La richiesta del WWF nei confronti dei consumatori è quindi quella di evitare di mangiare carne di squalo e razza se non proveniente da fonti sostenibili e tracciabili. Il problema è che, in questo momento, pochissimi prodotti sul mercato soddisfano questi requisiti.
“La domanda di pinne di squalo – ha affermato Andy Cornish, leader di ‘Shark: Restoring the Balance’, il programma globale di conservazione di squali e razze del WWF – è ben nota come causa dell’eccessivo sfruttamento di squali e razze e le dita puntano accusatorie sull’Asia, dove il consumo di zuppa di pinne di pescecane è più alto”.
“Questo nuovo rapporto – ha spiegato Cornish – mette in luce un commercio globale molto più ampio di carne di squalo e razza, di cui molte persone non sono a conoscenza. I legami commerciali sono estesi, con una serie di Paesi che svolgono un ruolo attivo, compresi diversi stati membri dell’UE al centro di questa rete”.
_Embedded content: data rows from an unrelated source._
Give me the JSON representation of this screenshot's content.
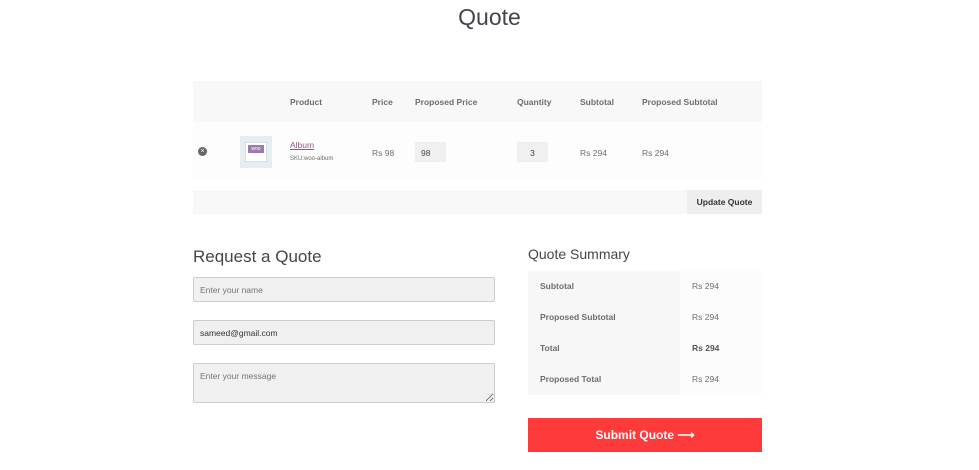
{
  "page_title": "Quote",
  "table": {
    "headers": [
      "Product",
      "Price",
      "Proposed Price",
      "Quantity",
      "Subtotal",
      "Proposed Subtotal"
    ],
    "row": {
      "product": "Album",
      "sku": "SKU:woo-album",
      "price": "Rs 98",
      "proposed_price": "98",
      "quantity": "3",
      "subtotal": "Rs 294",
      "proposed_subtotal": "Rs 294",
      "thumb_text": "woo"
    }
  },
  "update_label": "Update Quote",
  "form": {
    "heading": "Request a Quote",
    "name_placeholder": "Enter your name",
    "email_value": "sameed@gmail.com",
    "message_placeholder": "Enter your message"
  },
  "summary": {
    "heading": "Quote Summary",
    "rows": [
      {
        "label": "Subtotal",
        "value": "Rs 294"
      },
      {
        "label": "Proposed Subtotal",
        "value": "Rs 294"
      },
      {
        "label": "Total",
        "value": "Rs 294"
      },
      {
        "label": "Proposed Total",
        "value": "Rs 294"
      }
    ]
  },
  "submit_label": "Submit Quote",
  "submit_arrow": "⟶",
  "accent": "#ff3a3a"
}
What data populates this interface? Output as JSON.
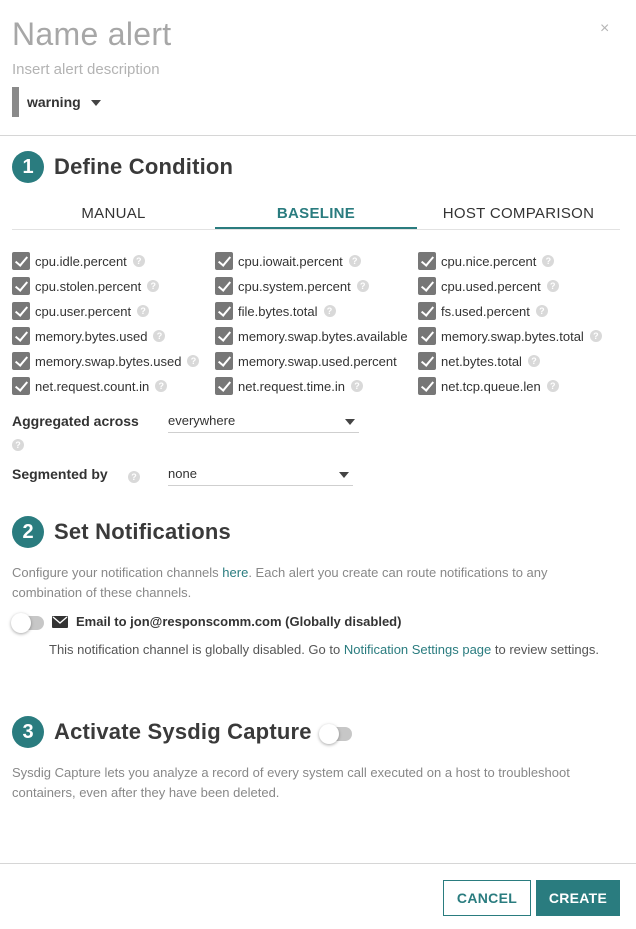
{
  "header": {
    "close_glyph": "×",
    "title": "Name alert",
    "description_placeholder": "Insert alert description",
    "severity": "warning"
  },
  "section1": {
    "number": "1",
    "title": "Define Condition",
    "tabs": [
      "MANUAL",
      "BASELINE",
      "HOST COMPARISON"
    ],
    "active_tab": "BASELINE",
    "metrics": [
      [
        "cpu.idle.percent",
        "cpu.iowait.percent",
        "cpu.nice.percent"
      ],
      [
        "cpu.stolen.percent",
        "cpu.system.percent",
        "cpu.used.percent"
      ],
      [
        "cpu.user.percent",
        "file.bytes.total",
        "fs.used.percent"
      ],
      [
        "memory.bytes.used",
        "memory.swap.bytes.available",
        "memory.swap.bytes.total"
      ],
      [
        "memory.swap.bytes.used",
        "memory.swap.used.percent",
        "net.bytes.total"
      ],
      [
        "net.request.count.in",
        "net.request.time.in",
        "net.tcp.queue.len"
      ]
    ],
    "aggregated_label": "Aggregated across",
    "aggregated_value": "everywhere",
    "segmented_label": "Segmented by",
    "segmented_value": "none"
  },
  "section2": {
    "number": "2",
    "title": "Set Notifications",
    "description_before": "Configure your notification channels ",
    "description_link": "here",
    "description_after": ". Each alert you create can route notifications to any combination of these channels.",
    "channel_label": "Email to jon@responscomm.com (Globally disabled)",
    "channel_note_before": "This notification channel is globally disabled. Go to ",
    "channel_note_link": "Notification Settings page",
    "channel_note_after": " to review settings."
  },
  "section3": {
    "number": "3",
    "title": "Activate Sysdig Capture",
    "description": "Sysdig Capture lets you analyze a record of every system call executed on a host to troubleshoot containers, even after they have been deleted."
  },
  "footer": {
    "cancel_label": "CANCEL",
    "create_label": "CREATE"
  },
  "colors": {
    "accent": "#2a7c7f",
    "checkbox": "#777777",
    "severity_bar": "#8a8a8a"
  }
}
“Tutti questi Paesi – ha concluso il leader di ‘Shark: Restoring the Balance’ – devono adottare e attuare urgentemente regolamenti e controlli per la pesca sostenibile e la tracciabilità per garantire che il commercio provenga da stock gestiti correttamente e di provenienza legale, che le specie protette siano tenute fuori dal mercato e che i consumatori possano effettuare acquisti consapevoli”.